Deanna Davis of Westport, who took her 10th Hidden Garden Tour on Sunday, said the Gorham Avenue gardeners had "a lovely selection of plants for the property. Very well done."
"The color variation was very pleasing," added Paul Davis, Deanna's husband.
At a two-acre property on Summer Hill Road in Westport the owners divided their formal garden into three "rooms," one with free-form flower beds, one called their Zen Central, and a white garden by the pool and patio area. The plantings were inspired by the New York Botanical Garden. It was a 25-year project done in several phases.
"There's so much thought and artistry that's gone into this," said Margery Silk of Westport.
Margaret Yingling of Westport, who has taken the tour every year almost since it started, said she needed ideas for her own garden and she found "almost every idea you can think of" at the Summer Hill property.
The tour included a true hidden garden at the Cross Highway property where the current owner, Edward F. Gerber, president of the Westport Historical Society, unearthed a secret garden behind the studio used by a former owner -- artist George Hand Wright, when he discovered "a mysterious brick stairway that seemed to go nowhere." Gerber displayed some of Wright's artwork throughout his gardens.

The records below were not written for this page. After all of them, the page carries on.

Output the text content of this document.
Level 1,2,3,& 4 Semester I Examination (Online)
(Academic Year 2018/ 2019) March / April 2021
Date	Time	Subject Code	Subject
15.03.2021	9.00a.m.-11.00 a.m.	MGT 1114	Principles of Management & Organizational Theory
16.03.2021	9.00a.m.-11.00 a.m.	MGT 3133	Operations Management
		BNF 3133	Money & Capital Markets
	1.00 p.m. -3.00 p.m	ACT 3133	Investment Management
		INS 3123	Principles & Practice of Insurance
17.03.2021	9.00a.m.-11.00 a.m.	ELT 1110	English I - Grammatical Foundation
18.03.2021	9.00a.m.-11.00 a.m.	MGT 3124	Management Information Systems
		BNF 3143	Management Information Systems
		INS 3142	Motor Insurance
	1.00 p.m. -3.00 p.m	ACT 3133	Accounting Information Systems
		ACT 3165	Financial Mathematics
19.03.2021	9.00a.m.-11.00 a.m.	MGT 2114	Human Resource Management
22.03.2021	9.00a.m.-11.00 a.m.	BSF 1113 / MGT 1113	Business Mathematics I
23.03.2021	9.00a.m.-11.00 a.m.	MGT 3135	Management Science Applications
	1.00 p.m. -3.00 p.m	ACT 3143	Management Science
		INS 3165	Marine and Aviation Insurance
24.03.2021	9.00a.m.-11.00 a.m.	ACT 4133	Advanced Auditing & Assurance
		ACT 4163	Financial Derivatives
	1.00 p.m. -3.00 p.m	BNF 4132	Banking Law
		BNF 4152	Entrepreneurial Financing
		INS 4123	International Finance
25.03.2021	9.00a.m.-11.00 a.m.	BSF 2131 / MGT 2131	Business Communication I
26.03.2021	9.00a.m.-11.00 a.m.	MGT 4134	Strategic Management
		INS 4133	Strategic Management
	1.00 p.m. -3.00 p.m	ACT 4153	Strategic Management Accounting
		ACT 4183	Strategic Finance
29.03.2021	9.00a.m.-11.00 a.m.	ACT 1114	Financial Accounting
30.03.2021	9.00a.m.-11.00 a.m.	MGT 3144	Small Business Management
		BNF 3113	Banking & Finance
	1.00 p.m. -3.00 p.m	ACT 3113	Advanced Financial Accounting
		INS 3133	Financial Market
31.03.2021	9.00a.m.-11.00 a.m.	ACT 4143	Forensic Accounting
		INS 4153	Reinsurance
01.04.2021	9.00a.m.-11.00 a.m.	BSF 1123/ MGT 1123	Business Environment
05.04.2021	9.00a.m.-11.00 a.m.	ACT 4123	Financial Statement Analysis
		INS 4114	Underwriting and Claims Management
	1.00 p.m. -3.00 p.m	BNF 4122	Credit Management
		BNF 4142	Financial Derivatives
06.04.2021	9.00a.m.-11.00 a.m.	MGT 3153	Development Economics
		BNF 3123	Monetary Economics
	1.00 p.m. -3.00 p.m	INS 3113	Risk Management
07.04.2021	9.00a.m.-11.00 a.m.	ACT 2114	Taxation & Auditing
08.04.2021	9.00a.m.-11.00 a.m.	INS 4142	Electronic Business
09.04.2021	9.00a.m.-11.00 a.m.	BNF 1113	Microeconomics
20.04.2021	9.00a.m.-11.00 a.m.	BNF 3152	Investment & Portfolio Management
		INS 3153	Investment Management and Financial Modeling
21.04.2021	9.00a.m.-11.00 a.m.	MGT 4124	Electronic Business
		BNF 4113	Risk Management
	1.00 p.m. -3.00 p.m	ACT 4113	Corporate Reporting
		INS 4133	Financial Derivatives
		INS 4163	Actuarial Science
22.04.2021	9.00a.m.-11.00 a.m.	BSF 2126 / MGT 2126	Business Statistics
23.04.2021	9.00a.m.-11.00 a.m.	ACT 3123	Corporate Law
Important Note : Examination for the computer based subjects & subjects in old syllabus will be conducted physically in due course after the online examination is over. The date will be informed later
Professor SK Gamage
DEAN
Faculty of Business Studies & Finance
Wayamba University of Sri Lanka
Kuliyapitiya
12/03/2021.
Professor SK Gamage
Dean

Gerber's property featured fieldstone walls, old apple trees, newer cherry trees, specimen plantings including a Japanese katsura, Zelkova elm, Norway maple and star magnolia, and a flower bed he calls his remembrance garden dedicated to people dear to him. Growing in that perennial garden are bleeding heart, yarrow and spiderwort "which is a weed, basically." Then again, someone pointed out, "One man's weed is another man's wildflower."
Roma Fanton's 2.7-acre property on Meeting House Lane in the Greenfield Hill section of Fairfield has an English garden designed by the firm of Frederick Law Olmstead, the designer of New York's Central Park, with a pond, stone walls, boxwood hedges and a border of vinca vine. As people wandered the grounds they listened to three flutists who performed from Fanton's terraced stone patio.
Scott Ogilvy of Fairfield performed from atop a rock garden at a nearly 1.5-acre property on Inwood Road in the Stratfield section of Fairfield. It earned praise from visitors for the owner's thoughtful use of the natural features to create a landscaped oasis that includes numerous flower beds, a pond with a fountain, two outdoor fireplaces, a dense canopy of old-growth trees, and a terraced spring-fed in-ground swimming pool.
"I loved it. This was especially wonderful," Mary Lou Graether of Trumbull said about the Inwood Road gardens, "but they were all nice. I do the house tours but I've never been on a garden tour," she said.
"I enjoy the beauty and love to see other people's ideas," said Sally O'Brien, a master gardener from Fairfield.
The event, a fund-raiser for the Historical Society, concluded with a Garden Party on Veterans Green.